By age 5, I’d witnessed more grand mal seizures than a seasoned neurologist. My father had epilepsy. His young primigravid mother died of eclampsia and uremic poisoning while prematurely giving birth to him. He weighed 4 pounds; in 1929 this was a precarious state for an infant. His seizures were said to have been caused by birth anoxia and his mother’s toxemia.
My father could never get a drivers’ license so we traveled everywhere using Chicago public transportation. As I was the eldest and my mentally ill mother was unable, I was his constant travel partner. Even then, I knew that I was relied upon to look after him when he had one of his frequent seizures. This marks my earliest sense of calling.
One day, coming home late on the CTA bus, he had a particularly bad one. We were tired and had been riding quietly in the bus bumping along. The other passengers were similarly quiet, idly watching the night lights flash by through the windows.
I could tell when a seizure was coming on. He looked at me with his typical prodromal expression on his face, eyes wide with terror. He had a look of embarrassment, as though he was trying to be nonchalant about the seizure that we both knew was whipping up its fury. His periorbital and perioral muscles contracted, twisting his face into grotesque contortions.
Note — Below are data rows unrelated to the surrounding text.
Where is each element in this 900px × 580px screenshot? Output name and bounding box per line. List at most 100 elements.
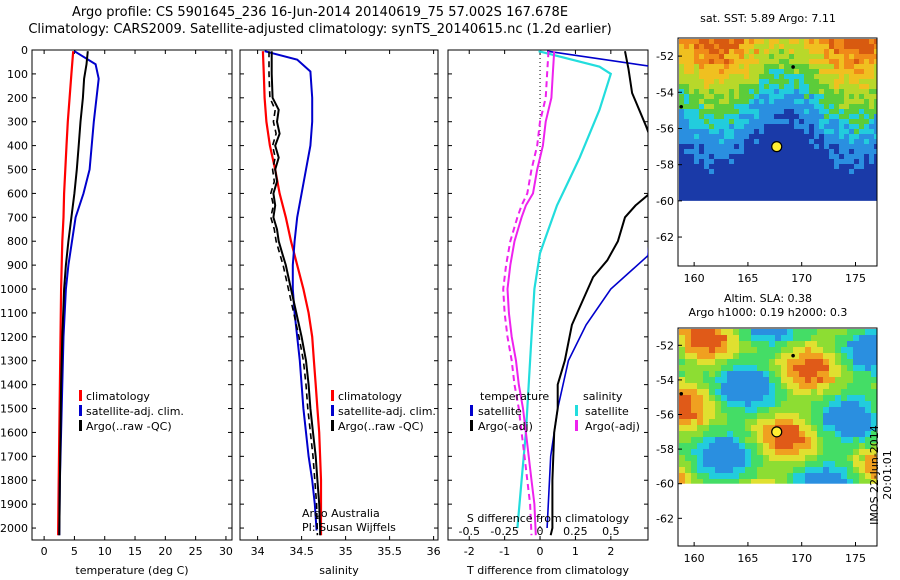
y-tick-label: 900	[7, 259, 28, 272]
y-tick-label: 1000	[0, 283, 28, 296]
map-x-tick-label: 170	[791, 552, 812, 565]
map-y-tick-label: -62	[656, 512, 674, 525]
y-tick-label: 1200	[0, 331, 28, 344]
map-y-tick-label: -52	[656, 339, 674, 352]
y-tick-label: 1500	[0, 403, 28, 416]
salinity-x-tick-label: 34.5	[289, 545, 314, 558]
difference-top-tick-label: 0.5	[602, 525, 620, 538]
y-tick-label: 400	[7, 140, 28, 153]
figure-title-line2: Climatology: CARS2009. Satellite-adjuste…	[28, 22, 612, 37]
annotation-line1: Argo Australia	[302, 507, 380, 520]
legend-swatch	[575, 420, 578, 431]
map-x-tick-label: 175	[845, 552, 866, 565]
legend-swatch	[79, 420, 82, 431]
map-y-tick-label: -56	[656, 122, 674, 135]
series-s-satellite	[516, 50, 613, 529]
other-float-marker	[791, 65, 795, 69]
map-y-tick-label: -52	[656, 50, 674, 63]
difference-frame	[447, 49, 649, 541]
sla-map-subtitle: Argo h1000: 0.19 h2000: 0.3	[689, 306, 848, 319]
figure-title-line1: Argo profile: CS 5901645_236 16-Jun-2014…	[71, 5, 569, 20]
temperature-x-tick-label: 30	[219, 545, 233, 558]
map-y-tick-label: -60	[656, 478, 674, 491]
legend-swatch	[79, 390, 82, 401]
salinity-x-tick-label: 36	[427, 545, 441, 558]
temperature-x-tick-label: 0	[41, 545, 48, 558]
y-tick-label: 1800	[0, 474, 28, 487]
legend-entry: satellite-adj. clim.	[338, 405, 436, 418]
annotation-line2: PI: Susan Wijffels	[302, 521, 396, 534]
difference-x-tick-label: -1	[499, 545, 510, 558]
legend-swatch	[331, 420, 334, 431]
salinity-x-tick-label: 34	[251, 545, 265, 558]
legend-entry: climatology	[338, 390, 402, 403]
legend-swatch	[470, 405, 473, 416]
legend-swatch	[79, 405, 82, 416]
legend-swatch	[331, 405, 334, 416]
difference-x-axis-label: T difference from climatology	[466, 564, 629, 577]
argo-position-marker	[771, 426, 783, 438]
timestamp-stamp: IMOS 22-Jun-2014 20:01:01	[868, 392, 894, 542]
map-y-tick-label: -54	[656, 374, 674, 387]
map-y-tick-label: -54	[656, 86, 674, 99]
map-y-tick-label: -58	[656, 159, 674, 172]
legend-swatch	[470, 420, 473, 431]
legend-entry: climatology	[86, 390, 150, 403]
map-x-tick-label: 175	[845, 272, 866, 285]
map-y-tick-label: -62	[656, 231, 674, 244]
other-float-marker	[679, 104, 684, 109]
difference-top-tick-label: -0.5	[459, 525, 480, 538]
legend-entry: satellite	[585, 405, 629, 418]
y-tick-label: 1100	[0, 307, 28, 320]
legend-header-salinity: salinity	[583, 390, 623, 403]
temperature-x-tick-label: 10	[98, 545, 112, 558]
difference-panel	[447, 49, 649, 541]
difference-top-tick-label: 0	[537, 525, 544, 538]
sst-map-panel	[677, 37, 878, 267]
difference-x-tick-label: 0	[537, 545, 544, 558]
map-y-tick-label: -58	[656, 443, 674, 456]
series-satellite-adj-clim-	[264, 50, 318, 531]
difference-x-tick-label: -2	[464, 545, 475, 558]
series-s-argo-adj-	[506, 51, 556, 536]
map-y-tick-label: -60	[656, 195, 674, 208]
series-s-argo-dashed-	[502, 51, 550, 536]
sla-map-panel	[677, 327, 878, 547]
y-tick-label: 500	[7, 164, 28, 177]
sst-map-title: sat. SST: 5.89 Argo: 7.11	[700, 12, 836, 25]
series-climatology	[261, 51, 323, 536]
map-x-tick-label: 165	[737, 552, 758, 565]
y-tick-label: 1600	[0, 426, 28, 439]
y-tick-label: 1900	[0, 498, 28, 511]
difference-x-tick-label: 2	[607, 545, 614, 558]
legend-swatch	[575, 405, 578, 416]
temperature-panel	[31, 49, 233, 541]
series-climatology	[57, 51, 75, 536]
legend-entry: Argo(..raw -QC)	[86, 420, 172, 433]
y-tick-label: 0	[21, 44, 28, 57]
y-tick-label: 100	[7, 68, 28, 81]
legend-entry: Argo(..raw -QC)	[338, 420, 424, 433]
y-tick-label: 200	[7, 92, 28, 105]
legend-header-temperature: temperature	[480, 390, 549, 403]
legend-swatch	[331, 390, 334, 401]
y-tick-label: 1700	[0, 450, 28, 463]
map-x-tick-label: 160	[684, 272, 705, 285]
difference-top-tick-label: 0.25	[563, 525, 588, 538]
salinity-panel	[239, 49, 439, 541]
y-tick-label: 1400	[0, 379, 28, 392]
timestamp-text: IMOS 22-Jun-2014 20:01:01	[868, 425, 894, 525]
other-float-marker	[791, 353, 795, 358]
temperature-x-tick-label: 5	[71, 545, 78, 558]
argo-position-marker	[771, 141, 783, 153]
legend-entry: satellite	[478, 405, 522, 418]
y-tick-label: 700	[7, 211, 28, 224]
salinity-x-tick-label: 35.5	[377, 545, 402, 558]
salinity-x-tick-label: 35	[339, 545, 353, 558]
y-tick-label: 1300	[0, 355, 28, 368]
legend-entry: Argo(-adj)	[585, 420, 640, 433]
y-tick-label: 600	[7, 187, 28, 200]
temperature-x-axis-label: temperature (deg C)	[75, 564, 188, 577]
salinity-frame	[239, 49, 439, 541]
legend-entry: Argo(-adj)	[478, 420, 533, 433]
It seemed as though he was trying with all his might to keep his mouth from flying open, and as I imagined, screaming out in terror. His efforts caused obscene sounding lip-smacking, which as the electrical storm thundered across his brain, eventually gave way to grunting, groaning and snorting.
Eventually his whole body was wildly convulsing until he ended up on the floor of the bus. The passengers stared at us.
I did as I knew to do: loosen his collar, not stick anything into his mouth, and most difficult of all – just watch the thunder and wait until it passed. I knew that after the seizure had thrashed him, he’d be incapacitated with confusion, so I made sure we got off at the right stop.
I was terrified at seeing my father in such agony, to see him so whipped and weak. I am still learning it, still learning to read the thunder. But there have been times I’ve wished I didn’t know anything about it at all.